Dissection aortique
Symptômes
- Douleurs très vives au niveau du thorax, irradiant vers le cou, l'abdomen et dans le dos et les jambes. Cette douleur est très souvent confondue avec celle de l'infarctus du myocarde, car elle est d'apparition brutale et très sévère. Le patient la décrit comme une impression d'arrachement. Selon la localisation de la déchirure aortique, le patient est susceptible de décrire une douleur située entre les omoplates (inter-scapulaire) surtout quand il s'agit d'une dissection qui touche l'aorte thoracique descendante.
- Dyspnée (difficulté à respirer)
- Angoisse
- Vomissements (relativement fréquents)
- La dissection aortique pouvant être à l'origine d'une interruption du passage sanguin vers la moelle épinière, il peut s'installer à ce moment-là chez le patient, des symptômes neurologiques (paraplégie etc…).
- Les symptômes peuvent également être ceux d'un véritable infarctus dû à l'interruption de la vascularisation du muscle cardiaque lui-même.
- Disparition partielle ou totale des pouls chez environ deux tiers des patients.

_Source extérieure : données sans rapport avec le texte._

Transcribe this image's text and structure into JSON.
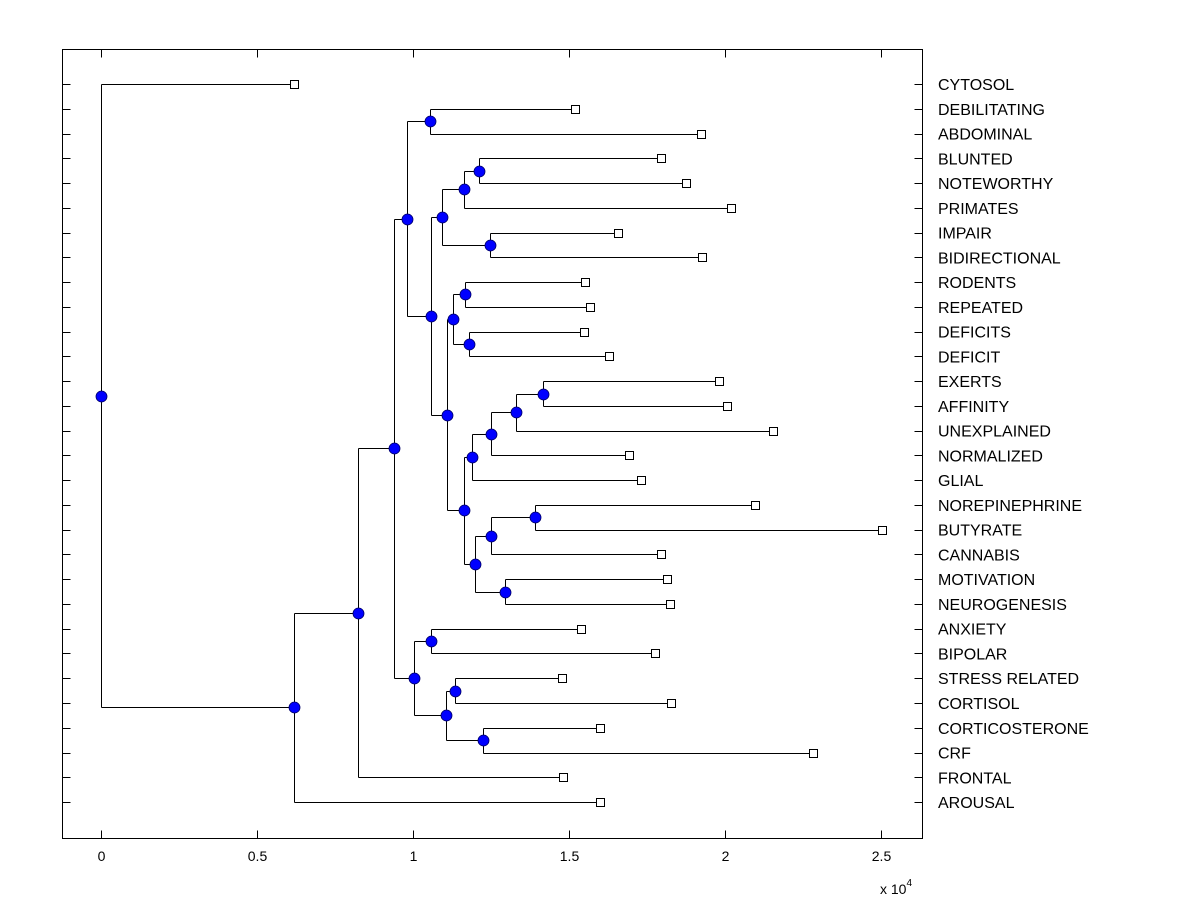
{
  "chart_data": {
    "type": "dendrogram",
    "title": "",
    "xlabel": "",
    "ylabel": "",
    "orientation": "horizontal",
    "x_multiplier": {
      "base": "x 10",
      "exponent": "4"
    },
    "xlim": [
      -0.12,
      2.63
    ],
    "xticks": [
      0,
      0.5,
      1,
      1.5,
      2,
      2.5
    ],
    "xtick_labels": [
      "0",
      "0.5",
      "1",
      "1.5",
      "2",
      "2.5"
    ],
    "grid": false,
    "leaf_marker": "open-square",
    "node_marker": "filled-circle",
    "node_color": "#0000ff",
    "line_color": "#000000",
    "leaves": [
      {
        "id": "CYTOSOL",
        "x": 0.619
      },
      {
        "id": "DEBILITATING",
        "x": 1.519
      },
      {
        "id": "ABDOMINAL",
        "x": 1.923
      },
      {
        "id": "BLUNTED",
        "x": 1.795
      },
      {
        "id": "NOTEWORTHY",
        "x": 1.875
      },
      {
        "id": "PRIMATES",
        "x": 2.019
      },
      {
        "id": "IMPAIR",
        "x": 1.657
      },
      {
        "id": "BIDIRECTIONAL",
        "x": 1.926
      },
      {
        "id": "RODENTS",
        "x": 1.551
      },
      {
        "id": "REPEATED",
        "x": 1.567
      },
      {
        "id": "DEFICITS",
        "x": 1.548
      },
      {
        "id": "DEFICIT",
        "x": 1.628
      },
      {
        "id": "EXERTS",
        "x": 1.981
      },
      {
        "id": "AFFINITY",
        "x": 2.006
      },
      {
        "id": "UNEXPLAINED",
        "x": 2.154
      },
      {
        "id": "NORMALIZED",
        "x": 1.692
      },
      {
        "id": "GLIAL",
        "x": 1.731
      },
      {
        "id": "NOREPINEPHRINE",
        "x": 2.096
      },
      {
        "id": "BUTYRATE",
        "x": 2.503
      },
      {
        "id": "CANNABIS",
        "x": 1.795
      },
      {
        "id": "MOTIVATION",
        "x": 1.814
      },
      {
        "id": "NEUROGENESIS",
        "x": 1.824
      },
      {
        "id": "ANXIETY",
        "x": 1.538
      },
      {
        "id": "BIPOLAR",
        "x": 1.776
      },
      {
        "id": "STRESS RELATED",
        "x": 1.478
      },
      {
        "id": "CORTISOL",
        "x": 1.827
      },
      {
        "id": "CORTICOSTERONE",
        "x": 1.599
      },
      {
        "id": "CRF",
        "x": 2.282
      },
      {
        "id": "FRONTAL",
        "x": 1.481
      },
      {
        "id": "AROUSAL",
        "x": 1.599
      }
    ],
    "nodes": [
      {
        "id": "n_ea",
        "x": 1.417,
        "children": [
          "EXERTS",
          "AFFINITY"
        ]
      },
      {
        "id": "n_eau",
        "x": 1.33,
        "children": [
          "n_ea",
          "UNEXPLAINED"
        ]
      },
      {
        "id": "n_eaun",
        "x": 1.25,
        "children": [
          "n_eau",
          "NORMALIZED"
        ]
      },
      {
        "id": "n_eaung",
        "x": 1.189,
        "children": [
          "n_eaun",
          "GLIAL"
        ]
      },
      {
        "id": "n_nb",
        "x": 1.391,
        "children": [
          "NOREPINEPHRINE",
          "BUTYRATE"
        ]
      },
      {
        "id": "n_nbc",
        "x": 1.25,
        "children": [
          "n_nb",
          "CANNABIS"
        ]
      },
      {
        "id": "n_mn",
        "x": 1.295,
        "children": [
          "MOTIVATION",
          "NEUROGENESIS"
        ]
      },
      {
        "id": "n_nbcmn",
        "x": 1.199,
        "children": [
          "n_nbc",
          "n_mn"
        ]
      },
      {
        "id": "n_mid",
        "x": 1.163,
        "children": [
          "n_eaung",
          "n_nbcmn"
        ]
      },
      {
        "id": "n_rr",
        "x": 1.167,
        "children": [
          "RODENTS",
          "REPEATED"
        ]
      },
      {
        "id": "n_dd",
        "x": 1.179,
        "children": [
          "DEFICITS",
          "DEFICIT"
        ]
      },
      {
        "id": "n_rrdd",
        "x": 1.128,
        "children": [
          "n_rr",
          "n_dd"
        ]
      },
      {
        "id": "n_rrdd_mid",
        "x": 1.109,
        "children": [
          "n_rrdd",
          "n_mid"
        ]
      },
      {
        "id": "n_bn",
        "x": 1.212,
        "children": [
          "BLUNTED",
          "NOTEWORTHY"
        ]
      },
      {
        "id": "n_bnp",
        "x": 1.163,
        "children": [
          "n_bn",
          "PRIMATES"
        ]
      },
      {
        "id": "n_ib",
        "x": 1.247,
        "children": [
          "IMPAIR",
          "BIDIRECTIONAL"
        ]
      },
      {
        "id": "n_bnpib",
        "x": 1.093,
        "children": [
          "n_bnp",
          "n_ib"
        ]
      },
      {
        "id": "n_lower_top",
        "x": 1.058,
        "children": [
          "n_bnpib",
          "n_rrdd_mid"
        ]
      },
      {
        "id": "n_da",
        "x": 1.054,
        "children": [
          "DEBILITATING",
          "ABDOMINAL"
        ]
      },
      {
        "id": "n_top",
        "x": 0.981,
        "children": [
          "n_da",
          "n_lower_top"
        ]
      },
      {
        "id": "n_ab",
        "x": 1.058,
        "children": [
          "ANXIETY",
          "BIPOLAR"
        ]
      },
      {
        "id": "n_sc",
        "x": 1.135,
        "children": [
          "STRESS RELATED",
          "CORTISOL"
        ]
      },
      {
        "id": "n_cc",
        "x": 1.224,
        "children": [
          "CORTICOSTERONE",
          "CRF"
        ]
      },
      {
        "id": "n_sccc",
        "x": 1.106,
        "children": [
          "n_sc",
          "n_cc"
        ]
      },
      {
        "id": "n_stress",
        "x": 1.003,
        "children": [
          "n_ab",
          "n_sccc"
        ]
      },
      {
        "id": "n_main",
        "x": 0.939,
        "children": [
          "n_top",
          "n_stress"
        ]
      },
      {
        "id": "n_mainf",
        "x": 0.824,
        "children": [
          "n_main",
          "FRONTAL"
        ]
      },
      {
        "id": "n_mainfa",
        "x": 0.619,
        "children": [
          "n_mainf",
          "AROUSAL"
        ]
      },
      {
        "id": "root",
        "x": 0.0,
        "children": [
          "CYTOSOL",
          "n_mainfa"
        ]
      }
    ]
  }
}
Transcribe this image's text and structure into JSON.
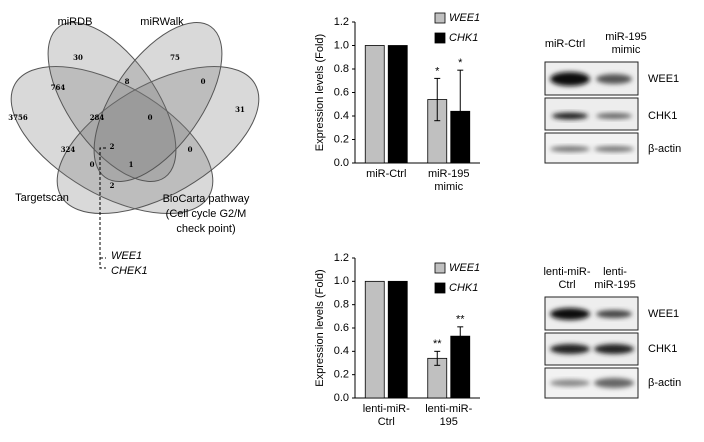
{
  "chart_data": [
    {
      "type": "bar",
      "y_label": "Expression levels (Fold)",
      "categories": [
        "miR-Ctrl",
        "miR-195 mimic"
      ],
      "series": [
        {
          "name": "WEE1",
          "color": "#c0c0c0",
          "values": [
            1.0,
            0.54
          ],
          "errors": [
            null,
            0.18
          ],
          "significance": [
            null,
            "*"
          ]
        },
        {
          "name": "CHK1",
          "color": "#000000",
          "values": [
            1.0,
            0.44
          ],
          "errors": [
            null,
            0.35
          ],
          "significance": [
            null,
            "*"
          ]
        }
      ],
      "ylim": [
        0,
        1.2
      ],
      "yticks": [
        {
          "value": 0,
          "label": "0.0"
        },
        0.2,
        0.4,
        0.6,
        0.8,
        {
          "value": 1,
          "label": "1.0"
        },
        1.2
      ]
    },
    {
      "type": "bar",
      "y_label": "Expression levels (Fold)",
      "categories": [
        "lenti-miR-Ctrl",
        "lenti-miR-195"
      ],
      "series": [
        {
          "name": "WEE1",
          "color": "#c0c0c0",
          "values": [
            1.0,
            0.34
          ],
          "errors": [
            null,
            0.06
          ],
          "significance": [
            null,
            "**"
          ]
        },
        {
          "name": "CHK1",
          "color": "#000000",
          "values": [
            1.0,
            0.53
          ],
          "errors": [
            null,
            0.08
          ],
          "significance": [
            null,
            "**"
          ]
        }
      ],
      "ylim": [
        0,
        1.2
      ],
      "yticks": [
        {
          "value": 0,
          "label": "0.0"
        },
        0.2,
        0.4,
        0.6,
        0.8,
        {
          "value": 1,
          "label": "1.0"
        },
        1.2
      ]
    }
  ],
  "venn": {
    "sets": [
      "miRDB",
      "miRWalk",
      "Targetscan"
    ],
    "pathway_label": [
      "BioCarta pathway",
      "(Cell cycle G2/M",
      "check point)"
    ],
    "regions": [
      30,
      75,
      8,
      0,
      764,
      31,
      3756,
      284,
      0,
      0,
      324,
      2,
      0,
      1,
      2
    ],
    "genes": [
      "WEE1",
      "CHEK1"
    ]
  },
  "blots": [
    {
      "lanes": [
        "miR-Ctrl",
        "miR-195 mimic"
      ],
      "proteins": [
        "WEE1",
        "CHK1",
        "β-actin"
      ]
    },
    {
      "lanes": [
        "lenti-miR-Ctrl",
        "lenti-miR-195"
      ],
      "proteins": [
        "WEE1",
        "CHK1",
        "β-actin"
      ]
    }
  ]
}
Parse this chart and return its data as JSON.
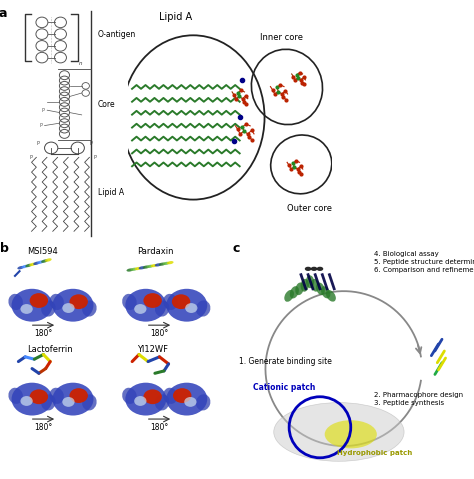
{
  "panel_a_label": "a",
  "panel_b_label": "b",
  "panel_c_label": "c",
  "lps_labels": [
    "O-antigen",
    "Core",
    "Lipid A"
  ],
  "lipid_a_text": "Lipid A",
  "inner_core_text": "Inner core",
  "outer_core_text": "Outer core",
  "msi594_text": "MSI594",
  "pardaxin_text": "Pardaxin",
  "lactoferrin_text": "Lactoferrin",
  "yl12wf_text": "Yl12WF",
  "rotation_text": "180°",
  "cycle_steps": [
    "1. Generate binding site",
    "4. Biological assay\n5. Peptide structure determination\n6. Comparison and refinement",
    "2. Pharmacophore design\n3. Peptide synthesis"
  ],
  "cationic_patch_text": "Cationic patch",
  "hydrophobic_patch_text": "Hydrophobic patch",
  "bg_color": "#ffffff",
  "text_color": "#000000",
  "green_color": "#2A7A2A",
  "dark_red": "#BB2200",
  "blue_dark": "#000066",
  "blue_mid": "#2244AA",
  "blue_circle_color": "#0000BB",
  "yellow_color": "#DDDD00",
  "gray_color": "#999999",
  "circle_color": "#222222",
  "line_color": "#444444"
}
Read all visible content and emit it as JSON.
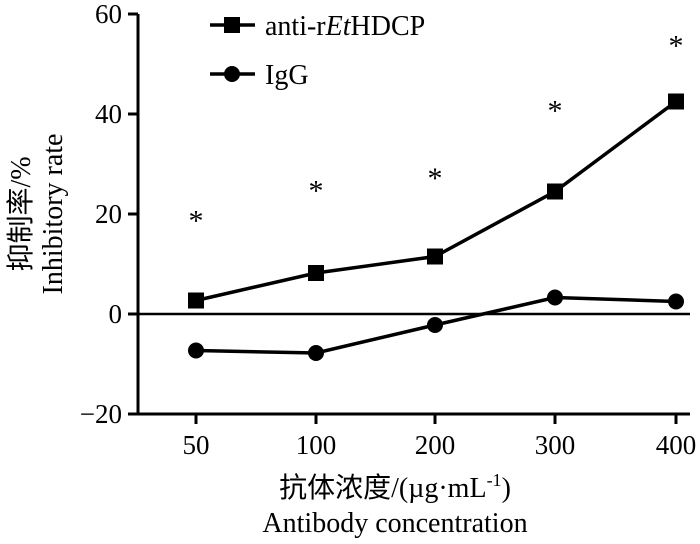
{
  "chart_data": {
    "type": "line",
    "categories": [
      "50",
      "100",
      "200",
      "300",
      "400"
    ],
    "series": [
      {
        "name_prefix": "anti-r",
        "name_italic": "Et",
        "name_suffix": "HDCP",
        "marker": "square",
        "values": [
          2.7,
          8.2,
          11.5,
          24.5,
          42.5
        ]
      },
      {
        "name": "IgG",
        "marker": "circle",
        "values": [
          -7.3,
          -7.8,
          -2.2,
          3.3,
          2.5
        ]
      }
    ],
    "significance": {
      "symbol": "*",
      "values": [
        19.5,
        25.5,
        28,
        41.5,
        54.5
      ]
    },
    "ylabel_cn": "抑制率/%",
    "ylabel_en": "Inhibitory rate",
    "xlabel_cn_main": "抗体浓度/(µg·mL",
    "xlabel_cn_sup": "-1",
    "xlabel_cn_close": ")",
    "xlabel_en": "Antibody concentration",
    "ylim": [
      -20,
      60
    ],
    "yticks": [
      "−20",
      "0",
      "20",
      "40",
      "60"
    ],
    "ytick_values": [
      -20,
      0,
      20,
      40,
      60
    ],
    "reference_line_y": 0,
    "legend_position": "top-center",
    "grid": false
  }
}
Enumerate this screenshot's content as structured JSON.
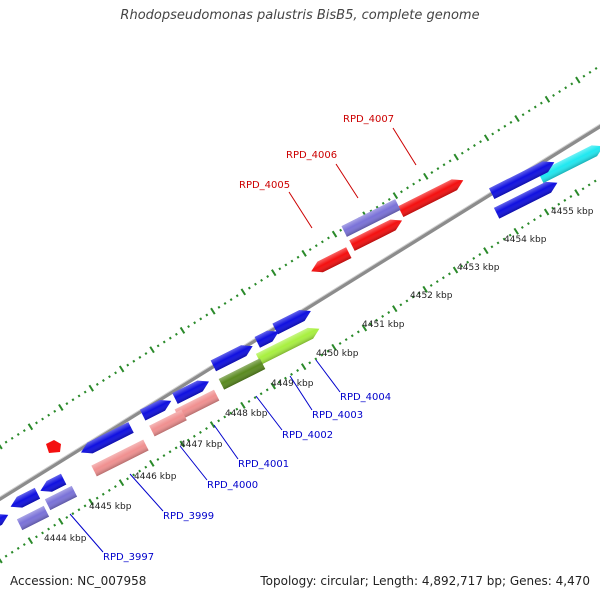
{
  "title": "Rhodopseudomonas palustris BisB5, complete genome",
  "footer": {
    "accession": "Accession: NC_007958",
    "summary": "Topology: circular; Length: 4,892,717 bp; Genes: 4,470"
  },
  "colors": {
    "backbone": "#8c8c8c",
    "tick": "#2a8a2a",
    "label_red": "#cc0000",
    "label_blue": "#0000cc",
    "blue": "#1010e0",
    "purple": "#7a72d8",
    "red": "#f41010",
    "pink": "#f09090",
    "green_light": "#a8f040",
    "green_dark": "#5a8a20",
    "cyan": "#20e8f0"
  },
  "kbp_ticks": [
    "4444 kbp",
    "4445 kbp",
    "4446 kbp",
    "4447 kbp",
    "4448 kbp",
    "4449 kbp",
    "4450 kbp",
    "4451 kbp",
    "4452 kbp",
    "4453 kbp",
    "4454 kbp",
    "4455 kbp"
  ],
  "gene_labels": {
    "RPD_4007": "RPD_4007",
    "RPD_4006": "RPD_4006",
    "RPD_4005": "RPD_4005",
    "RPD_4004": "RPD_4004",
    "RPD_4003": "RPD_4003",
    "RPD_4002": "RPD_4002",
    "RPD_4001": "RPD_4001",
    "RPD_4000": "RPD_4000",
    "RPD_3999": "RPD_3999",
    "RPD_3997": "RPD_3997"
  }
}
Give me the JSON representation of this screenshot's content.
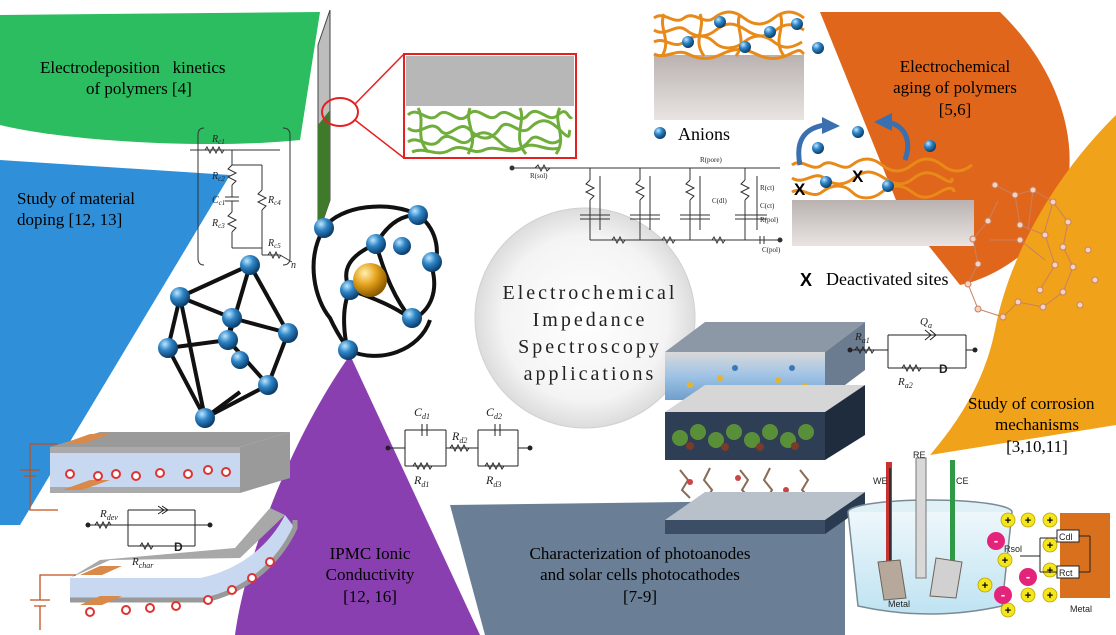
{
  "center": {
    "line1": "Electrochemical",
    "line2": "Impedance",
    "line3": "Spectroscopy",
    "line4": "applications"
  },
  "sections": {
    "electrodeposition": {
      "line1": "Electrodeposition   kinetics",
      "line2": "of polymers [4]",
      "color": "#2bbd5f"
    },
    "aging": {
      "line1": "Electrochemical",
      "line2": "aging of polymers",
      "line3": "[5,6]",
      "color": "#e0661c"
    },
    "doping": {
      "line1": "Study of material",
      "line2": "doping [12, 13]",
      "color": "#2f8fd8"
    },
    "corrosion": {
      "line1": "Study of corrosion",
      "line2": "mechanisms",
      "line3": "[3,10,11]",
      "color": "#f0a21a"
    },
    "ipmc": {
      "line1": "IPMC Ionic",
      "line2": "Conductivity",
      "line3": "[12, 16]",
      "color": "#8a3fb0"
    },
    "photo": {
      "line1": "Characterization of photoanodes",
      "line2": "and solar cells photocathodes",
      "line3": "[7-9]",
      "color": "#6a7f96"
    }
  },
  "legend": {
    "anions": "Anions",
    "x_mark": "X",
    "deactivated": "Deactivated sites"
  },
  "circuits": {
    "doping": {
      "r1": "R",
      "r1_sub": "c1",
      "r2": "R",
      "r2_sub": "c2",
      "c1": "C",
      "c1_sub": "c1",
      "r3": "R",
      "r3_sub": "c3",
      "r4": "R",
      "r4_sub": "c4",
      "r5": "R",
      "r5_sub": "c5",
      "n": "n"
    },
    "aging": {
      "rsol": "R(sol)",
      "rpore": "R(pore)",
      "rct": "R(ct)",
      "cdl": "C(dl)",
      "cct": "C(ct)",
      "rpol": "R(pol)",
      "cpol": "C(pol)"
    },
    "ipmc_top": {
      "rdev": "R",
      "rdev_sub": "dev",
      "rchar": "R",
      "rchar_sub": "char",
      "d": "D"
    },
    "ipmc_center": {
      "cd1": "C",
      "cd1_sub": "d1",
      "rd2": "R",
      "rd2_sub": "d2",
      "cd2": "C",
      "cd2_sub": "d2",
      "rd1": "R",
      "rd1_sub": "d1",
      "rd3": "R",
      "rd3_sub": "d3"
    },
    "corrosion": {
      "ra1": "R",
      "ra1_sub": "a1",
      "qa": "Q",
      "qa_sub": "a",
      "ra2": "R",
      "ra2_sub": "a2",
      "d": "D"
    }
  },
  "cell": {
    "we": "WE",
    "re": "RE",
    "ce": "CE",
    "metal_left": "Metal",
    "metal_right": "Metal",
    "rsol": "Rsol",
    "cdl": "Cdl",
    "rct": "Rct",
    "minus": "-",
    "plus": "+"
  }
}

Parfois, ceux-ci apparaissent puis disparaissent à nouveau.
- Présence d'un souffle d'insuffisance aortique (passage anormal du sang) chez un tiers des patients.
- Epanchement pleural dû à la collection de liquide inflammatoire située autour de l'aorte et au sang écoulé à l'intérieur de l'espace situé entre les deux plèvres à gauche.
- Présence quelquefois d'une hyperthermie (fièvre) pouvant orienter faussement vers un diagnostic d'endocardite.
- La compression des structures adjacentes comme l'œsophage, le ganglion cervical (ganglion nerveux) supérieur, les bronches, la veine cave supérieure, est possible par l'anévrisme disséquant : ceci est à l'origine du syndrome de Horner, ou d'insuffisance respiratoire, d'enrouement ou de dysphagie (difficulté à avaler). Le syndrome de Claude Bernard-Horner (ou de Horner), associe une paralysie du muscle dilatateur (qui ouvre) de la pupille, un rétrécissement de l'espace entre les deux paupières (dû à la paralysie d'un muscle servant à relever la paupière : le muscle orbitaire lisse de Müller), une énophtalmie (positionnement de l'œil plus profondément qu'il ne l'est normalement), et une vasodilatation. Dans ce cas, l'injection d'un produit (la pilocarpine) ne provoque pas de sudation (anidrose) au niveau du cou et de la face du coté où siège la lésion.
- Hémopéricarde et tamponnade (le cœur, trop comprimé, ne peut plus battre) compliquent parfois une dissection de type A avec dissection rétrograde.